Actions like begging, guilting, bribing, and threatening are all pressure techniques. They will often work in the short term, but research shows that using these techniques actually makes picky eating habits worse and last longer. I get it, mama. You’re exhausted and frustrated, your relationship is suffering, and you dread going to the table. What started as a harmless tactic has now hijacked your dinner table.

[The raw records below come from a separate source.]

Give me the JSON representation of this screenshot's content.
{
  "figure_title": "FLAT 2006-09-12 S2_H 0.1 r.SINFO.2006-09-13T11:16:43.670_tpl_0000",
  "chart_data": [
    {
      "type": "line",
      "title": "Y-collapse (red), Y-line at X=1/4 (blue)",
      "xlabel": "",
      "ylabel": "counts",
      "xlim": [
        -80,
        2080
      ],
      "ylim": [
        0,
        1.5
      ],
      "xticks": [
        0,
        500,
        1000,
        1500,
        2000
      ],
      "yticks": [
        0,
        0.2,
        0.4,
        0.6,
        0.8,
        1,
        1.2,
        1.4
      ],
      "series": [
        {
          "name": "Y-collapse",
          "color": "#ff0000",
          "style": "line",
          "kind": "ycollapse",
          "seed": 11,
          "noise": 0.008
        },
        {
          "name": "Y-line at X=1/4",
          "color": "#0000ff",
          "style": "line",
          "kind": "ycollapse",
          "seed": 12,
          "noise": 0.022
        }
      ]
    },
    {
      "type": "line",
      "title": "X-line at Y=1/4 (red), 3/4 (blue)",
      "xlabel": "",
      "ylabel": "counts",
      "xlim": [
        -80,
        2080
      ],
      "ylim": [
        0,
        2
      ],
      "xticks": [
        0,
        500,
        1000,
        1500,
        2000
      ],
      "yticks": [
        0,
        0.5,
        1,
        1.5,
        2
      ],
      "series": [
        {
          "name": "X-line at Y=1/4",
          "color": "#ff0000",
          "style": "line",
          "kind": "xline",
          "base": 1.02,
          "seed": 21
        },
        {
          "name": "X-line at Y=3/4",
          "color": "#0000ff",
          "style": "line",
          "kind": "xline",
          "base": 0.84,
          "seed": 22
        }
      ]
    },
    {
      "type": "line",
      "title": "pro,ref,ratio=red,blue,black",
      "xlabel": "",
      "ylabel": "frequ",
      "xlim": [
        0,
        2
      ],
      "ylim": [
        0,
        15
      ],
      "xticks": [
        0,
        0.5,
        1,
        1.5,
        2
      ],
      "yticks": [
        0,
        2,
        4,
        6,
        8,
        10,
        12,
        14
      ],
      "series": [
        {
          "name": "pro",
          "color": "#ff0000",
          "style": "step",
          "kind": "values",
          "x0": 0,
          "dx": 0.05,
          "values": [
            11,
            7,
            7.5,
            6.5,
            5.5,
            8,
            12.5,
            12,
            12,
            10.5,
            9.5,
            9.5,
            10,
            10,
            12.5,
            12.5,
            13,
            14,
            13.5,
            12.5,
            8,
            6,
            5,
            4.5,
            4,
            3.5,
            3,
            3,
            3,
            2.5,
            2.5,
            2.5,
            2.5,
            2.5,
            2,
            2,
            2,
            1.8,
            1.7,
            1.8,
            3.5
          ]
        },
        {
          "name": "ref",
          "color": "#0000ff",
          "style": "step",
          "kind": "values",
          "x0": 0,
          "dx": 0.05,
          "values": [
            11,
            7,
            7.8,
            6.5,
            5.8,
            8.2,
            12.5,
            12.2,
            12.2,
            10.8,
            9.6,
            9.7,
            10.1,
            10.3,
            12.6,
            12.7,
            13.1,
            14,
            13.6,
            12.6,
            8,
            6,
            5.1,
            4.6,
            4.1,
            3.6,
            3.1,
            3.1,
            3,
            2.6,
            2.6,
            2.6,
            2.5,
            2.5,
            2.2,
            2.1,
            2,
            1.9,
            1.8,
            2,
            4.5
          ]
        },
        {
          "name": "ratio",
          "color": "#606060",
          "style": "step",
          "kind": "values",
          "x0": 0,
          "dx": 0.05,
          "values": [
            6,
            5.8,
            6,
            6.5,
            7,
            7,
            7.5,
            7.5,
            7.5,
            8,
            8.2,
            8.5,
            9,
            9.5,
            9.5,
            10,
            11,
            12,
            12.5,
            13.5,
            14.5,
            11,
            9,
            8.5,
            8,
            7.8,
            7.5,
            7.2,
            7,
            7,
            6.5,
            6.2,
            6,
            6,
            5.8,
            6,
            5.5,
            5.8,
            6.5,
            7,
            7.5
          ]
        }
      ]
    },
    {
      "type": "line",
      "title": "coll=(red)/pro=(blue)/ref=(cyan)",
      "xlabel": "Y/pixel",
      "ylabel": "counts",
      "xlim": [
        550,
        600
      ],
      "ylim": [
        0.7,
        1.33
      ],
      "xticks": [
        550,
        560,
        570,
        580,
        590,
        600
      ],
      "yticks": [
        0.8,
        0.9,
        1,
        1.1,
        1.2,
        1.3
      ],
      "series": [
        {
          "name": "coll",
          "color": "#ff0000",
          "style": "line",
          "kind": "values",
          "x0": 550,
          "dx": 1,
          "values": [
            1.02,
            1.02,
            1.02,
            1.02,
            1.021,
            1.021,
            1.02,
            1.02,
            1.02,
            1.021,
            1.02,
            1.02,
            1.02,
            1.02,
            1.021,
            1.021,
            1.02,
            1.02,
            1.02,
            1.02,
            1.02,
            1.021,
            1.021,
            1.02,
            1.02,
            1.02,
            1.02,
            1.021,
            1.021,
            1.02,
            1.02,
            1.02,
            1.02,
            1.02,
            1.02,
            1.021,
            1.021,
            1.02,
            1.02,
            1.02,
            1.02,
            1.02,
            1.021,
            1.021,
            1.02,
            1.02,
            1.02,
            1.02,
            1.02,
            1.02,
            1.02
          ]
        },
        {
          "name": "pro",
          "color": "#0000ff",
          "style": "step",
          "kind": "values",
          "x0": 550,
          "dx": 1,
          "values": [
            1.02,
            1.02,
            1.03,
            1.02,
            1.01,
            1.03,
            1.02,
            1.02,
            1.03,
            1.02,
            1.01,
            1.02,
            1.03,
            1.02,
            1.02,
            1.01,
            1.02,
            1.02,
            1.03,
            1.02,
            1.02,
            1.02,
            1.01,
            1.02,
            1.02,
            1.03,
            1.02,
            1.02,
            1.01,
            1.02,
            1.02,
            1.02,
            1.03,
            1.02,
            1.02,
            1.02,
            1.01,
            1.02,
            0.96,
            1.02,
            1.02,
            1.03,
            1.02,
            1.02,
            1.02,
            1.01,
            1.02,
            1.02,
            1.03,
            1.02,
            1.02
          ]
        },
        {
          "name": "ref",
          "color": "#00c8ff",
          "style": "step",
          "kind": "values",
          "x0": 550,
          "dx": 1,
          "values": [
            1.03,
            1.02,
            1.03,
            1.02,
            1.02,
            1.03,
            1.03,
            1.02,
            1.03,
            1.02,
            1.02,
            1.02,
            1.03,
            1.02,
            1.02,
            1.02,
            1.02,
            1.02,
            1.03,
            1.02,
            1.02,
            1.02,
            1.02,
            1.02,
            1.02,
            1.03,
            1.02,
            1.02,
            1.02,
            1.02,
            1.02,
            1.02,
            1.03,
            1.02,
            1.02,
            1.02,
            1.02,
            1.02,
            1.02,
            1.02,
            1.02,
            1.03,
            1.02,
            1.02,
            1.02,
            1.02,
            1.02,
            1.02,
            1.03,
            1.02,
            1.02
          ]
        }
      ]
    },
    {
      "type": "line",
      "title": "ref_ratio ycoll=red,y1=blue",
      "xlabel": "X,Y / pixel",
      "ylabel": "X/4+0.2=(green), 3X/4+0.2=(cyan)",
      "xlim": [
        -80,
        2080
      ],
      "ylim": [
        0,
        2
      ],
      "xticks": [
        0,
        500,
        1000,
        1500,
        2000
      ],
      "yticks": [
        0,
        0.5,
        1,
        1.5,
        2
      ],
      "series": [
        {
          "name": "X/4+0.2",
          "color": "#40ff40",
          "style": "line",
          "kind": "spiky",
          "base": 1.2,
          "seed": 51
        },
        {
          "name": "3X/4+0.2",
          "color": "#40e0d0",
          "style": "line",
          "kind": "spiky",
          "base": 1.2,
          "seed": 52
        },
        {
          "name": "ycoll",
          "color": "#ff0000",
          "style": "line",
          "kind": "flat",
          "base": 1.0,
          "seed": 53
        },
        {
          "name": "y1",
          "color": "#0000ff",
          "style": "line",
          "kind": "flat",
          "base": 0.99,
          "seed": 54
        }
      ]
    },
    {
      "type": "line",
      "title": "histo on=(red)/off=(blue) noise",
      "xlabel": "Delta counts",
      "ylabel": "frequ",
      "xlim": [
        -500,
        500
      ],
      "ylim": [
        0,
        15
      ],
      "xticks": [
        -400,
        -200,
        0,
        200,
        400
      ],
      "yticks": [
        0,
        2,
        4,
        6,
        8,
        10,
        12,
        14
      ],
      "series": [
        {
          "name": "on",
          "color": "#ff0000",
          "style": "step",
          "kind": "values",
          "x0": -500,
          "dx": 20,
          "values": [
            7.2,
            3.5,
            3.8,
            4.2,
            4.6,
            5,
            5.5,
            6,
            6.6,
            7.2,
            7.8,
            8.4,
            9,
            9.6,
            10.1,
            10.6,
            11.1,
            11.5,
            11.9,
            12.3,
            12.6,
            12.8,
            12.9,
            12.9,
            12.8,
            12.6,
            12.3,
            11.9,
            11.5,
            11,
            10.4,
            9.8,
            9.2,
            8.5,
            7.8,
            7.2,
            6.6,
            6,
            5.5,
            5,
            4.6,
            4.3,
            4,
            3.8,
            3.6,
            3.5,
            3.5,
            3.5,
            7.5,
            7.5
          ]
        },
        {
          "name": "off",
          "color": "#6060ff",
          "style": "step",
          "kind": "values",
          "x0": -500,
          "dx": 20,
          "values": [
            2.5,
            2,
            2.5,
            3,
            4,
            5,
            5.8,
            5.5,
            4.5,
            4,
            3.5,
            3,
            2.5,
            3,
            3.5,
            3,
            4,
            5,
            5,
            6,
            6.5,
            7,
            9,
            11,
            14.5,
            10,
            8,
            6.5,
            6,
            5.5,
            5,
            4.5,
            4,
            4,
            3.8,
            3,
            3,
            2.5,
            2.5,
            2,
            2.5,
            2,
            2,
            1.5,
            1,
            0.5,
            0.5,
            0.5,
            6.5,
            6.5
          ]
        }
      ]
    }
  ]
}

If you feel like pressure techniques are the only thing that works on your child, but you’re looking for something fresh, something new, I invite you to join my Table Talk course. You will become your child’s eating expert, armed with tactics to help guide them through their picky eating phase once and for all.
Praise As Pressure
As parents, we know the importance of praising our children. They need it, deserve it, and thrive on it! As children, their hearts shine when they think they’ve made us proud. It’s a beautiful relationship that serves both parents and children.
While praise is a valuable tool for parents, it can also be a pressure technique at the table. When our picky eater takes a bite of new food and we praise them for it, we are attaching pride to the action of eating that food. And while we got the action we were hoping for (i.e. trying a bite of broccoli), there may be something deeper happening under the surface.
Underneath that surface action, they’re connecting your pride to the action of eating a portion of food they may not be comfortable with. It is at that point that it has become a pressure for them. Children crave their parents’ affirmation and love and pride and praise. So they will continue to eat that food, just waiting for the dopamine hit that will come from your verbal affirmation.
Eventually, though, we will get used to them eating their broccoli every night and stop praising them. Here we will start to see pushback from them and they’ll revert back to not eating broccoli or find a new food to refuse, in the hopes that trying it will once again bring on your praise.
As parents, we don’t want our love to be tied to the actions of our children. Our love is unconditional! Of course, we know we don’t love them more when they eat broccoli than when they don’t, but that may not be what they’re experiencing.
When To Use Praise
While I don’t recommend praise for eating certain foods, there are actions at the table that deserve it! You might praise them for sitting nicely at the table and for the entire meal time, using their utensils, or allowing a new food to be on their plate. These actions aren’t tied to food and do not hold the same pressure power.
Praise may be the sneakiest contributing factor to picky eating, as it seems harmless. Don’t worry if you’ve been praising your picky eater for trying new foods! I promise you haven’t ruined them. Just by reading this or listening to my podcast episode, you’re making progress and taking one step at a time in the right direction.